Het is nu twee maanden later. Behalve het gebouw onderscheidt deze school zich bij aankomst in niets van een gewone basisschool. Kinderen spelen buiten met stalen karren en fietsen. Grote plastic blokken liggen verspreid over het plein. Een jongen ontdekt of je kunt fietsen op een driewieler als er twee blokken op het zadel liggen. De meisjes die samen aan het touwtje springen zijn, hebben vooral oog voor het draaien van het touw. Hier wordt naast elkaar en met elkaar gespeeld, terwijl de juf een oogje in het zeil houdt.

De opstartweek

Hoe anders was dat toen de ouders met hun kinderen kwamen kennismaken in de week voordat de school van start ging. Harrie Clemens, schoolleider van de Heumensoordschool: “We wilden alle ouders laten zien waar hun kinderen terechtkwamen. Want als op 11 januari de bussen klaar zouden staan op Heumensoord zou geen enkele ouder geloven dat zijn kind ’s middags terug zou zijn. We zeiden dat we een intake wilden doen, maar we wilden vooral vertrouwen winnen. We hebben ze een rondleiding gegeven, de klas van hun kind laten zien en ze hebben kennisgemaakt met de leerkracht. We wilden een welkom uitstralen.”

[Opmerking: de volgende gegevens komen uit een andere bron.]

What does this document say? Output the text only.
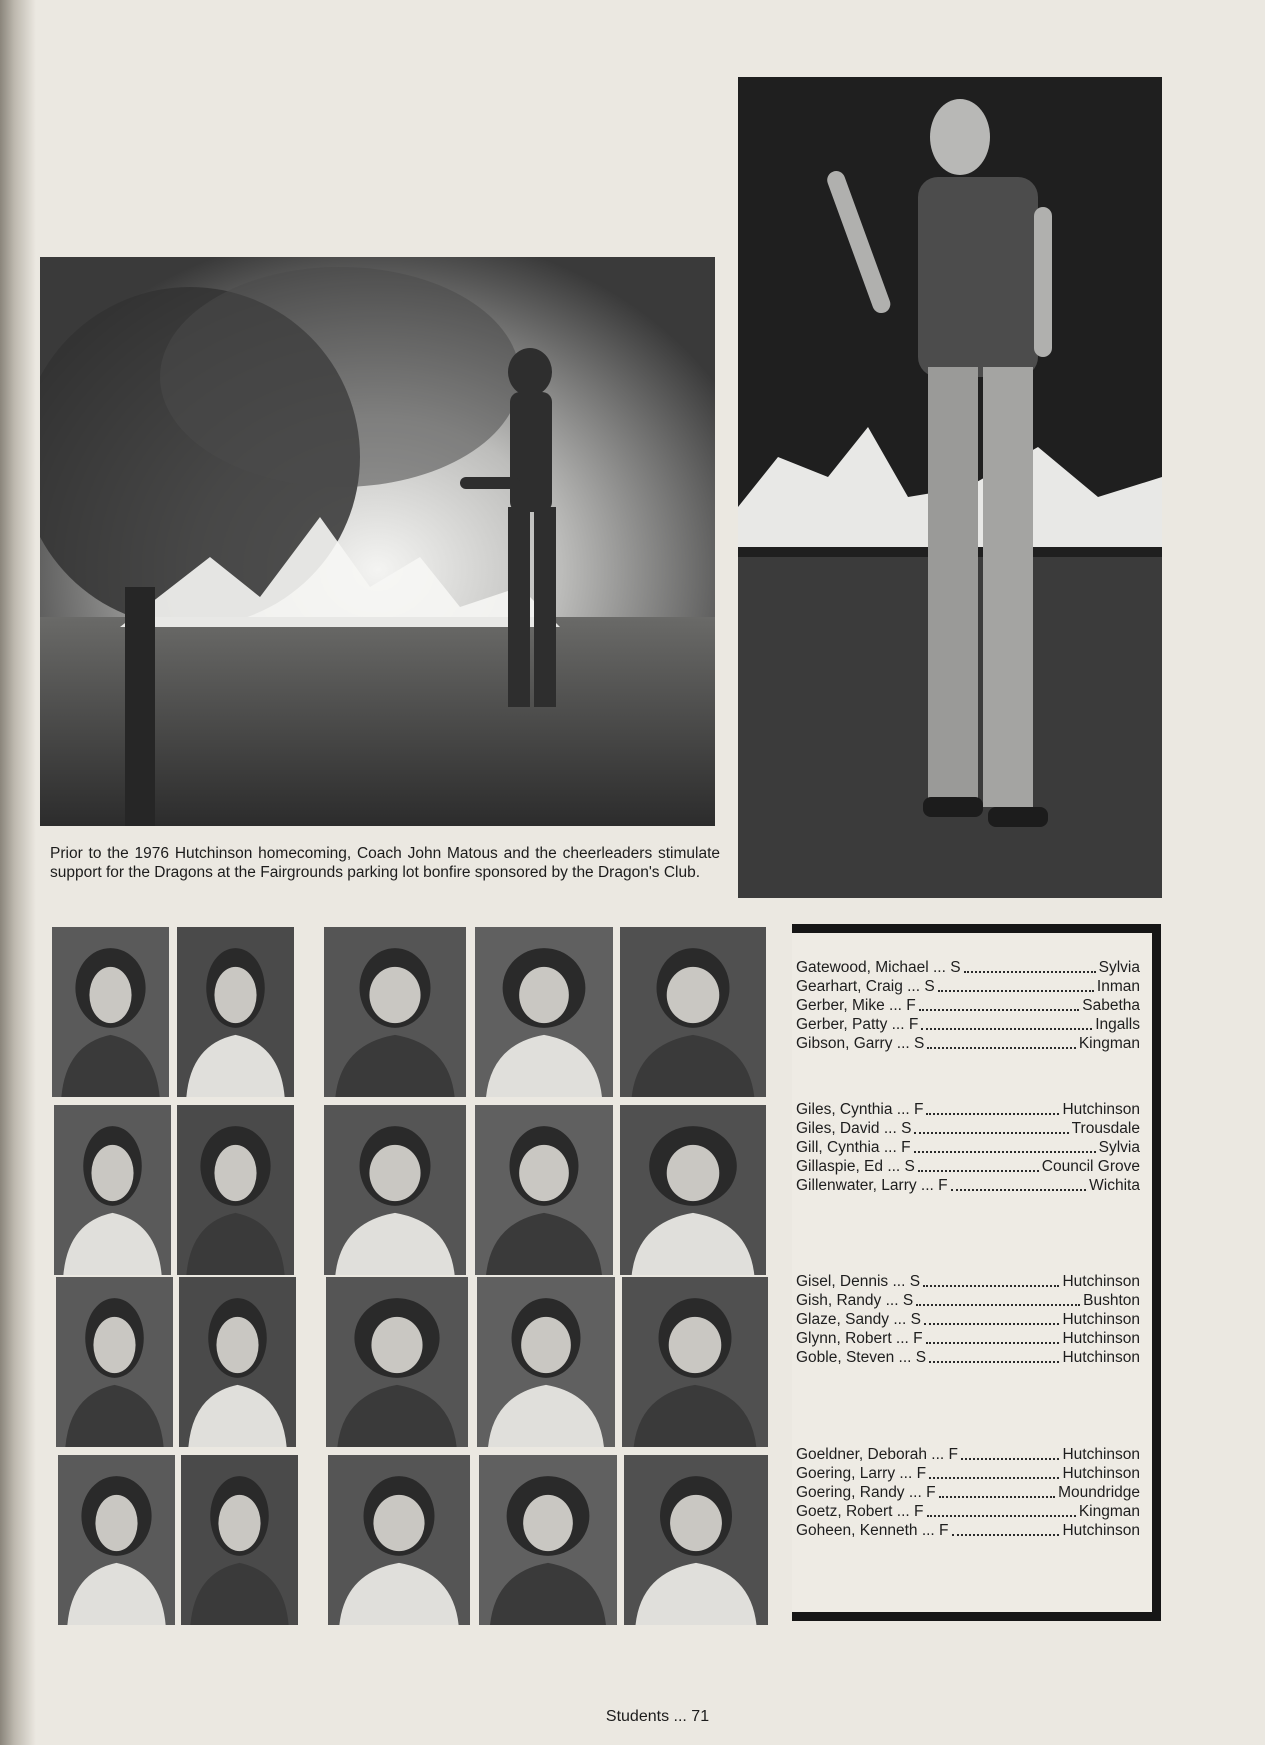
Prior to the 1976 Hutchinson homecoming, Coach John Matous and the cheerleaders stimulate support for the Dragons at the Fairgrounds parking lot bonfire sponsored by the Dragon's Club.
Gatewood, Michael ... S	Sylvia
Gearhart, Craig ... S	Inman
Gerber, Mike ... F	Sabetha
Gerber, Patty ... F	Ingalls
Gibson, Garry ... S	Kingman
Giles, Cynthia ... F	Hutchinson
Giles, David ... S	Trousdale
Gill, Cynthia ... F	Sylvia
Gillaspie, Ed ... S	Council Grove
Gillenwater, Larry ... F	Wichita
Gisel, Dennis ... S	Hutchinson
Gish, Randy ... S	Bushton
Glaze, Sandy ... S	Hutchinson
Glynn, Robert ... F	Hutchinson
Goble, Steven ... S	Hutchinson
Goeldner, Deborah ... F	Hutchinson
Goering, Larry ... F	Hutchinson
Goering, Randy ... F	Moundridge
Goetz, Robert ... F	Kingman
Goheen, Kenneth ... F	Hutchinson
Students ... 71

In dezelfde opstartweek waren er twee studiedagen met teamleden van Interschool, een school verbonden aan het COA in Ter Apel. De ervaring met onderwijs aan asielzoekerskinderen gaat er terug tot 1988. De connectie was tot stand gebracht door LOWAN, de Landelijke Onderwijswerkgroep voor Asielzoekers en Nieuwkomers. Op weg naar Ter Apel legde het kakelverse team van schoolleider en bouwcoördinatoren de praktische basis voor het onderwijs aan de Heumensoordschool. Eefje Peters, onderbouwcoördinator: “We kenden elkaar amper. Op weg naar Ter Apel waren we net een rijdend kantoor. De een zat voorin met een laptop op schoot, Harrie had de leeftijden van de kinderen op zijn telefoon. Vanwege het belang van sociale ontwikkeling besloten we bijvoorbeeld heterogene leeftijdsgroepen te formeren in plaats van jaarklassen. Ook besloten we de groepen te vernoemen naar dieren en niet naar leerkrachten. Namen van dieren kloppen altijd en je kunt makkelijk met een afbeelding werken.” Harrie Clemens: “Vanaf het begin hebben we gezegd dat we niet gingen vergaderen of discussiëren, maar dat het ging om keuzes maken, oplossingen vinden en gewoon doen. Er heerst hier een groot vertrouwen in de professionaliteit van leraren. We zijn een lerende organisatie.”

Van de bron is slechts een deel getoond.